Infatti, in condizioni normali lo strato corneo è uno dei tessuti più impenetrabili: solo molecole molto piccole riescono a diffondere attraverso di esso. Questo significa che la pelle non assorbe facilmente i cosmetici: la maggior parte degli ingredienti applicati rimane in superficie o negli strati più superficiali dell’epidermide.
Proprio per questo, i cosmetologi studiano strategie per facilitare la penetrazione degli attivi, pur rispettando la funzione barriera naturale.
Penetrazione degli attivi: dimensione molecolare e solubilità
Non tutti gli ingredienti di una crema viso penetrano con la stessa facilità.
I fattori chimico-fisici più importanti sono la dimensione molecolare e la liposolubilità (affinità per i grassi) della molecola: in generale, molecole piccole e liposolubili attraversano più facilmente lo strato corneo, sfruttando i lipidi cutanei come via di passaggio.
Vitamine liposolubili come A ed E, per esempio, riescono a insinuarsi tra i lipidi dell’epidermide e possono raggiungere gli strati più profondi.
Al contrario, molecole idrosolubili e di grandi dimensioni (come l’acido ialuronico ad alto peso molecolare o il collagene) faticano a superare la barriera: spesso restano legate alle proteine dello strato corneo e vengono assorbite solo in minima parte.

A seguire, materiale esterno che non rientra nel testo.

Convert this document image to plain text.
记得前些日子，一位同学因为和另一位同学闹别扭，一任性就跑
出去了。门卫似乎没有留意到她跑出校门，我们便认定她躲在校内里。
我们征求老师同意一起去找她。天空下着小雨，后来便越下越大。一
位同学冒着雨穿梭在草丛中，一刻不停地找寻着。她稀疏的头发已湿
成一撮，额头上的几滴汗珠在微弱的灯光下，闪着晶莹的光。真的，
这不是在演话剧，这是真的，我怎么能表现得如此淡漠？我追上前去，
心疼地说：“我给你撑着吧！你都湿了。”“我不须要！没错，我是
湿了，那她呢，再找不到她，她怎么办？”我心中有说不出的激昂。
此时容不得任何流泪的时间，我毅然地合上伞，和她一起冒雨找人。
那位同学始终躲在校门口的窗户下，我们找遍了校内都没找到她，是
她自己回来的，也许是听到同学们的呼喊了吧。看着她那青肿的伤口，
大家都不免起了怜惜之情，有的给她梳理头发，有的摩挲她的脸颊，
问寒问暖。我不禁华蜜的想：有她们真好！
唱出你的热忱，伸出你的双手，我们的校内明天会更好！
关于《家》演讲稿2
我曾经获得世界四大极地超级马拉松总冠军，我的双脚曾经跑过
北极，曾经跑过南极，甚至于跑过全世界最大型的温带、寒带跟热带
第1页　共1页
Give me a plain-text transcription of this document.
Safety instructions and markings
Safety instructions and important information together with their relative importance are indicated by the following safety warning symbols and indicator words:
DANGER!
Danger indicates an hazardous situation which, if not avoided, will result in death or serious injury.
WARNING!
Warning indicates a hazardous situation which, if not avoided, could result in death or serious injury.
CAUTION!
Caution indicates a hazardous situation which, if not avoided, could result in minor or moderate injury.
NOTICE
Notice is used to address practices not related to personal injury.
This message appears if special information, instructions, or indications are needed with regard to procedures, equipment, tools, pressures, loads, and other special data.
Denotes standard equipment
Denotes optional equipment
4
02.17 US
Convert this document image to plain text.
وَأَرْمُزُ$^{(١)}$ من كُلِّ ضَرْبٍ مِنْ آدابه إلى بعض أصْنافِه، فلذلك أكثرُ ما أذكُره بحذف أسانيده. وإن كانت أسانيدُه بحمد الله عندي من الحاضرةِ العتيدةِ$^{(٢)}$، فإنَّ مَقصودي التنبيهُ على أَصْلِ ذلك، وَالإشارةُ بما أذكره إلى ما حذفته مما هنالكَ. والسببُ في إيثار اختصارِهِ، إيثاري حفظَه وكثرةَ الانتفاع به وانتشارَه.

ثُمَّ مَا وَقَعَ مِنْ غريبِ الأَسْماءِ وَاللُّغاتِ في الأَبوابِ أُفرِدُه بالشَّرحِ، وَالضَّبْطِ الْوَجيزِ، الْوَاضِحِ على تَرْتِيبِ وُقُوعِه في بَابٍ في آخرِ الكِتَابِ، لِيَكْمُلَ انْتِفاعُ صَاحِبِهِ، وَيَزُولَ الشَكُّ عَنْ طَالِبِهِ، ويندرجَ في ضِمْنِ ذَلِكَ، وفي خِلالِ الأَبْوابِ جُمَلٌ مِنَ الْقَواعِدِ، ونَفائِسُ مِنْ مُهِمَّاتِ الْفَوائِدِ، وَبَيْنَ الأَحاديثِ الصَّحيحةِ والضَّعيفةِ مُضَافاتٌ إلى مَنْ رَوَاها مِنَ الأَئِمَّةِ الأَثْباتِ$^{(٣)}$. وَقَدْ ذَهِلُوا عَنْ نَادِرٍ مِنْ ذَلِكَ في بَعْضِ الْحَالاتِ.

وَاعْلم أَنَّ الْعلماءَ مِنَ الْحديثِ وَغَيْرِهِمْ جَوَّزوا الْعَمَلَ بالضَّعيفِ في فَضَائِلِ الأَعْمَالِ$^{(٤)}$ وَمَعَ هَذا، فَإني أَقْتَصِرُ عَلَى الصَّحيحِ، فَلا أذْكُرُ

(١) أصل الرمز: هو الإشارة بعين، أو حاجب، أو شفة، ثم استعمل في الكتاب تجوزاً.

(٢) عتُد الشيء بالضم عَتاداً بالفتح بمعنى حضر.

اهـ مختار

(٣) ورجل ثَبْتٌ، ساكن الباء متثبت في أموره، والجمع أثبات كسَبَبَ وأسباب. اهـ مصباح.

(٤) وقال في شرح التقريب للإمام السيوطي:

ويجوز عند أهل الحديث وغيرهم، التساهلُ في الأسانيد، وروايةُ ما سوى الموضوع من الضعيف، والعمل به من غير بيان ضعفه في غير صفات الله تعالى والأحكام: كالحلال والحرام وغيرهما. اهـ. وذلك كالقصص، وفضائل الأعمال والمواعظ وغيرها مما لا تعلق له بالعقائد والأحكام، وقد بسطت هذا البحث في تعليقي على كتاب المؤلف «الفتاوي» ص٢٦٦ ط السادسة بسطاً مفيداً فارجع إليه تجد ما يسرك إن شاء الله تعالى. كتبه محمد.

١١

Un principio generale in dermatologia è la “regola dei 500 Dalton”, secondo cui un composto con peso molecolare superiore a 500 Da ha scarse probabilità di penetrare attraverso la pelle.
Oltre alla dimensione, conta anche la forma: molecole molto rigide o ramificate passano con più difficoltà rispetto a molecole più flessibili di pari peso molecolare.
Anche lo stato di ionizzazione influisce: un ingrediente in forma ionica (con carica elettrica nella molecola) penetra meno rispetto alla sua forma neutra.
Ciò è legato al pH e vedremo a breve questo aspetto.
Infine, va ricordato che gran parte dell’assorbimento avviene per diffusione passiva (cioè le molecole migrano lentamente dalla zona di maggior concentrazione – la superficie della pelle – verso l’interno) secondo un gradiente di concentrazione.
Di conseguenza, solo una piccola frazione degli attivi presenti in una crema riesce effettivamente a entrare: spesso i cosmetici contengono attivi in concentrazioni molto basse (<1%) e la cute ne assorbe quantità minime, motivo per cui gli effetti richiedono tempo e costanza di utilizzo.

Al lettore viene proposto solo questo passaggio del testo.